How to make vim: source accepts different line endings?

Using the vim :source command in a vimscript file with dos line outputs gives me errors that cannot deal with ^M characters.

The ^M characters are part of the dos line endings, but not UNIX line endings. Therefore, the :source file :source trying to use a unix file.

The fact is that I am setting :set fileformats=unix,dos . When opening and editing a file (not :source: -ing), there are no problems with line endings. Vim sees the file with the end of the final board, and according to fileformats it is configured itself.

:help fileformats gives only the most common key that on dos systems, if you have :set fileformats=unix,dos , vim performs a special discovery that it should use (and as an irrelevant detail this detection :source refers to the ends of the mixed line otherwise than when opening files).
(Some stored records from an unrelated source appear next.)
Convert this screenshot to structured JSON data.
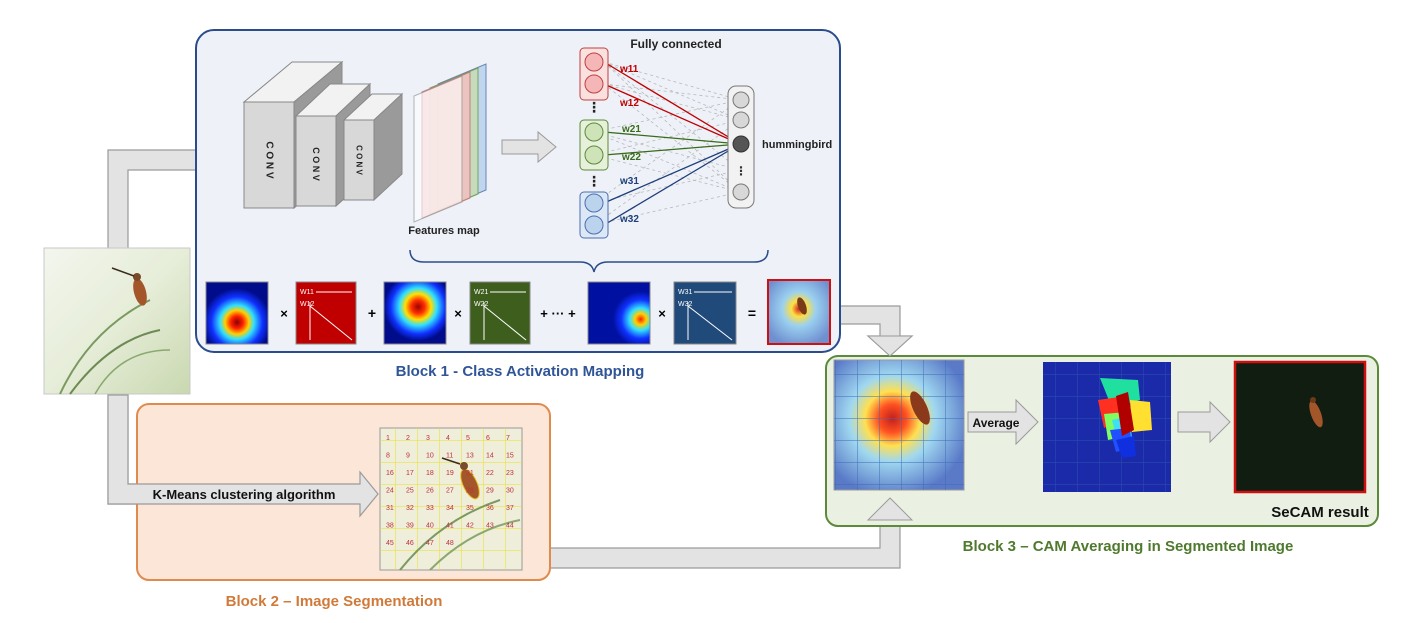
{
  "block1": {
    "title": "Block 1 - Class Activation Mapping",
    "conv_labels": [
      "C O N V",
      "C O N V",
      "C O N V"
    ],
    "features_label": "Features map",
    "fc_label": "Fully connected",
    "output_label": "hummingbird",
    "weights": [
      "w11",
      "w12",
      "w21",
      "w22",
      "w31",
      "w32"
    ],
    "formula_ops": [
      "×",
      "+",
      "×",
      "+ ··· +",
      "×",
      "="
    ],
    "matrix_labels": [
      [
        "W11",
        "W12"
      ],
      [
        "W21",
        "W22"
      ],
      [
        "W31",
        "W32"
      ]
    ]
  },
  "block2": {
    "title": "Block 2 – Image Segmentation",
    "arrow_label": "K-Means clustering algorithm",
    "segment_numbers": [
      "1",
      "2",
      "3",
      "4",
      "5",
      "6",
      "7",
      "8",
      "9",
      "10",
      "11",
      "13",
      "14",
      "15",
      "16",
      "17",
      "18",
      "19",
      "21",
      "22",
      "23",
      "24",
      "25",
      "26",
      "27",
      "28",
      "29",
      "30",
      "31",
      "32",
      "33",
      "34",
      "35",
      "36",
      "37",
      "38",
      "39",
      "40",
      "41",
      "42",
      "43",
      "44",
      "45",
      "46",
      "47",
      "48"
    ]
  },
  "block3": {
    "title": "Block 3 – CAM Averaging in Segmented Image",
    "average_label": "Average",
    "result_label": "SeCAM result"
  },
  "colors": {
    "block1_border": "#2b4c8c",
    "block1_bg": "#eef2f8",
    "block1_title": "#2f5597",
    "block2_border": "#e08a4e",
    "block2_bg": "#fbe6d8",
    "block2_title": "#d07a3a",
    "block3_border": "#5a8a3a",
    "block3_bg": "#eaf1e2",
    "block3_title": "#4f7a2e",
    "red_neuron": "#f4b6b6",
    "green_neuron": "#cfe3b8",
    "blue_neuron": "#bcd3ee"
  }
}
I am on a modern Mac system, how can I get it to :source dos line ending file?

+6
source share
1 answer

This is discussed in :h :source_crnl .

On UNIX systems, including Mac OS X, there is no automatic CRLF detection, and the actual CR at the end of the line will cause an error, for example. in display. Via:

On other systems, Vim expects ": source" ed files to be completed in <NL>. They always work. If you use a file with <CR> <NL> <EOL> s (for example, a file made in MS-DOS), all lines will have a trailing <CR>.

For better compatibility, it is best that Vim script files always use NL strings. They will always work everywhere, provided that the first line of the script for some reason does not end in CR, and 'fileformats' not empty (by default it is not empty).

In short, consider converting line endings to LF.